Recall that in C, strings are just sequences of bytes (representing ASCII characters) in memory. We can treat any place in memory (which itself is just one long sequence of bytes) as a string, and we will count the string to be terminated once we hit a byte with value 0 (the character '\0'
).
To drive this point home, let's look at a sample strlen
implementation:
int strlen(char *str) {
int len = -1;
// will evaluate to 0 (false is just 0 in C) when we reach a null terminator.
while (str[++len]);
return len;
}
We start at the address referenced to by str
and keep iterating through memory until we find a 0 value, incrementing the length each time.
Remember NULL is #define
'd to be 0, so when you choose to pass it as a pointer, it references address 0x0
.
First off, your function check_for_NULL
is essentially saying: take a pointer text.

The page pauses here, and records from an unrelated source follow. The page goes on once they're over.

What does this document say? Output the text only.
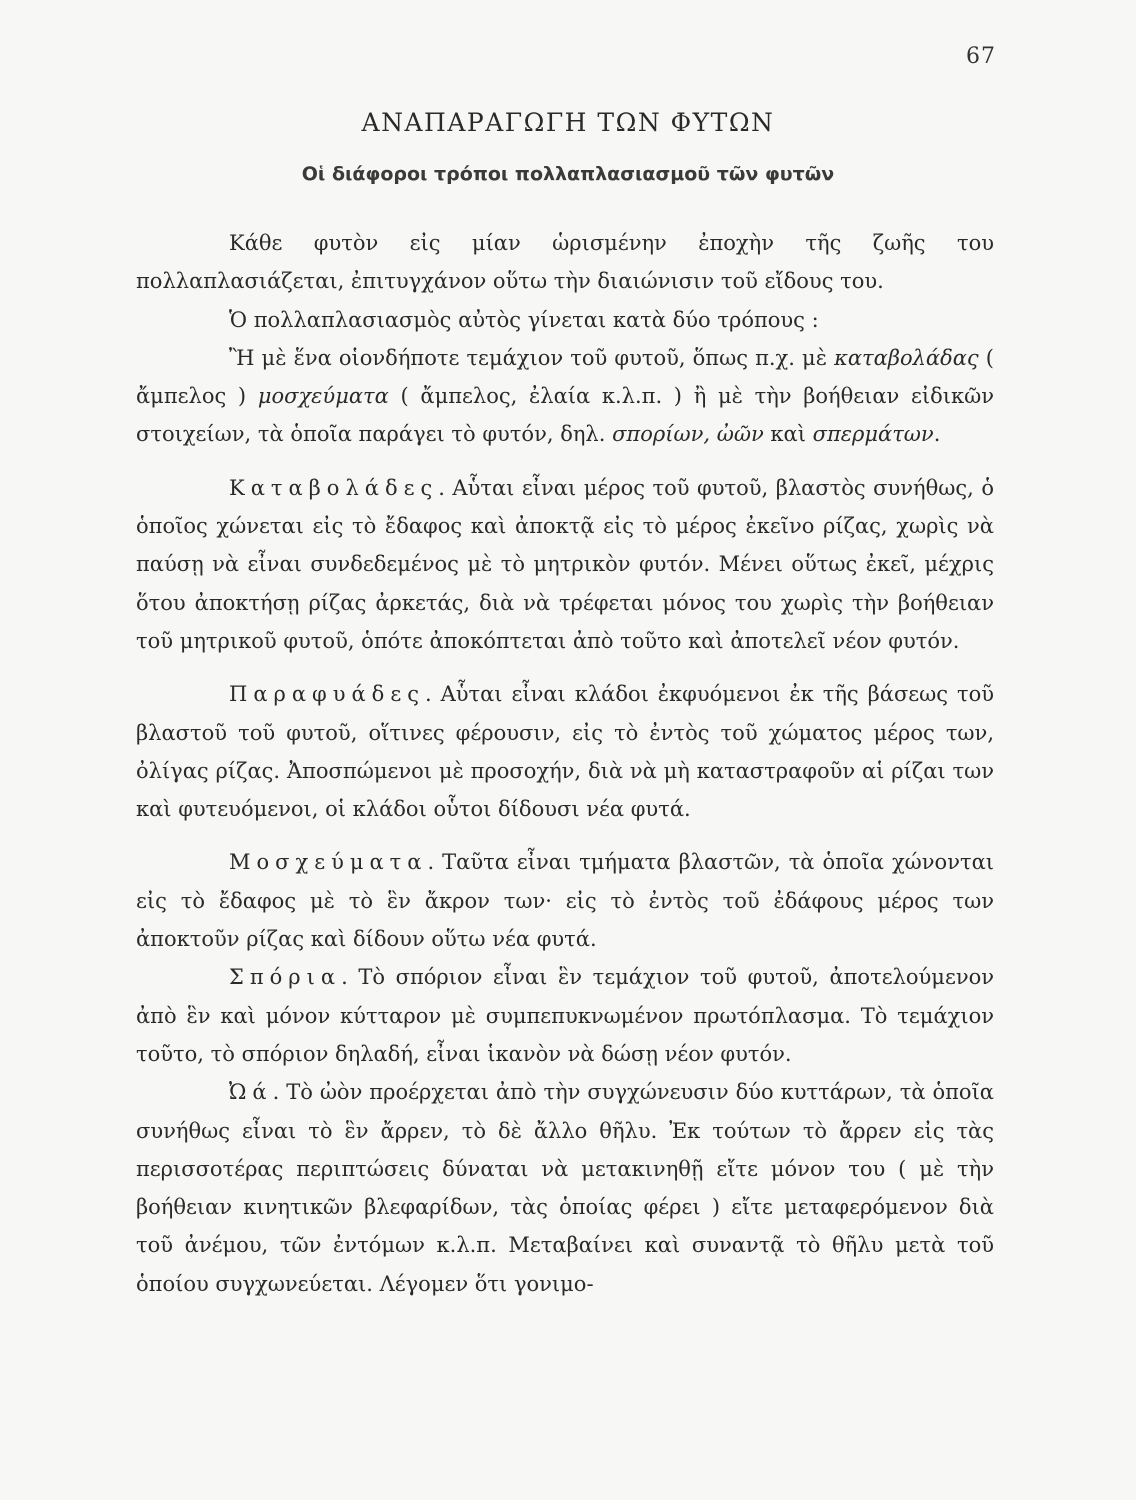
67
ΑΝΑΠΑΡΑΓΩΓΗ ΤΩΝ ΦΥΤΩΝ
Οἱ διάφοροι τρόποι πολλαπλασιασμοῦ τῶν φυτῶν

Κάθε φυτὸν εἰς μίαν ὡρισμένην ἐποχὴν τῆς ζωῆς του πολλαπλασιάζεται, ἐπιτυγχάνον οὕτω τὴν διαιώνισιν τοῦ εἴδους του.

Ὁ πολλαπλασιασμὸς αὐτὸς γίνεται κατὰ δύο τρόπους :

Ἢ μὲ ἕνα οἱονδήποτε τεμάχιον τοῦ φυτοῦ, ὅπως π.χ. μὲ καταβολάδας ( ἄμπελος ) μοσχεύματα ( ἄμπελος, ἐλαία κ.λ.π. ) ἢ μὲ τὴν βοήθειαν εἰδικῶν στοιχείων, τὰ ὁποῖα παράγει τὸ φυτόν, δηλ. σπορίων, ὠῶν καὶ σπερμάτων.

Καταβολάδες. Αὗται εἶναι μέρος τοῦ φυτοῦ, βλαστὸς συνήθως, ὁ ὁποῖος χώνεται εἰς τὸ ἔδαφος καὶ ἀποκτᾷ εἰς τὸ μέρος ἐκεῖνο ρίζας, χωρὶς νὰ παύσῃ νὰ εἶναι συνδεδεμένος μὲ τὸ μητρικὸν φυτόν. Μένει οὕτως ἐκεῖ, μέχρις ὅτου ἀποκτήσῃ ρίζας ἀρκετάς, διὰ νὰ τρέφεται μόνος του χωρὶς τὴν βοήθειαν τοῦ μητρικοῦ φυτοῦ, ὁπότε ἀποκόπτεται ἀπὸ τοῦτο καὶ ἀποτελεῖ νέον φυτόν.

Παραφυάδες. Αὗται εἶναι κλάδοι ἐκφυόμενοι ἐκ τῆς βάσεως τοῦ βλαστοῦ τοῦ φυτοῦ, οἵτινες φέρουσιν, εἰς τὸ ἐντὸς τοῦ χώματος μέρος των, ὀλίγας ρίζας. Ἀποσπώμενοι μὲ προσοχήν, διὰ νὰ μὴ καταστραφοῦν αἱ ρίζαι των καὶ φυτευόμενοι, οἱ κλάδοι οὗτοι δίδουσι νέα φυτά.

Μοσχεύματα. Ταῦτα εἶναι τμήματα βλαστῶν, τὰ ὁποῖα χώνονται εἰς τὸ ἔδαφος μὲ τὸ ἓν ἄκρον των· εἰς τὸ ἐντὸς τοῦ ἐδάφους μέρος των ἀποκτοῦν ρίζας καὶ δίδουν οὕτω νέα φυτά.

Σπόρια. Τὸ σπόριον εἶναι ἓν τεμάχιον τοῦ φυτοῦ, ἀποτελούμενον ἀπὸ ἓν καὶ μόνον κύτταρον μὲ συμπεπυκνωμένον πρωτόπλασμα. Τὸ τεμάχιον τοῦτο, τὸ σπόριον δηλαδή, εἶναι ἱκανὸν νὰ δώσῃ νέον φυτόν.

Ὠά. Τὸ ὠὸν προέρχεται ἀπὸ τὴν συγχώνευσιν δύο κυττάρων, τὰ ὁποῖα συνήθως εἶναι τὸ ἓν ἄρρεν, τὸ δὲ ἄλλο θῆλυ. Ἐκ τούτων τὸ ἄρρεν εἰς τὰς περισσοτέρας περιπτώσεις δύναται νὰ μετακινηθῇ εἴτε μόνον του ( μὲ τὴν βοήθειαν κινητικῶν βλεφαρίδων, τὰς ὁποίας φέρει ) εἴτε μεταφερόμενον διὰ τοῦ ἀνέμου, τῶν ἐντόμων κ.λ.π. Μεταβαίνει καὶ συναντᾷ τὸ θῆλυ μετὰ τοῦ ὁποίου συγχωνεύεται. Λέγομεν ὅτι γονιμο-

If its address is NULL, return NULL. Otherwise return its address. See how this is extraneous? The function just takes a pointer and spits the same pointer back out.
Now you decide to pass NULL
to check_for_NULL
and print the resultant string. %s
wants to treat its argument as a string, in other words as a char *
, and is going to start dereferencing values from that pointer until it reads a byte with value 0 ("null terminator", char '\0'
). The issue here is this means that the first value printf dereferences is at address 0x0
, which we're not allowed to dereference.
Understand that address 0x0
is not a valid address for us to use. That's the reason we use NULL
pointers to represent errors, invalid values, etc. It's the ideal junk value because it will never not be junk.
A couple of side points:
Compile your programs with the -g flag (for gcc, assuming that's the compiler you're using) to add debugging information. If you do this, valgrind will point at the exact line in your code line where the issue is, which makes debugging much easier.
Don't free() check_NULL
. You use free() on heap pointers, not stack pointers. If you don't understand that yet, just know that unless a pointer was provided to you by malloc()
(or any other alloc
function), it doesn't need to be freed.
Fun little side point: arr[i]
is always equivalent to *(arr + i)
. My Advanced Programming professor called this "the grand unifying theorem of pointers".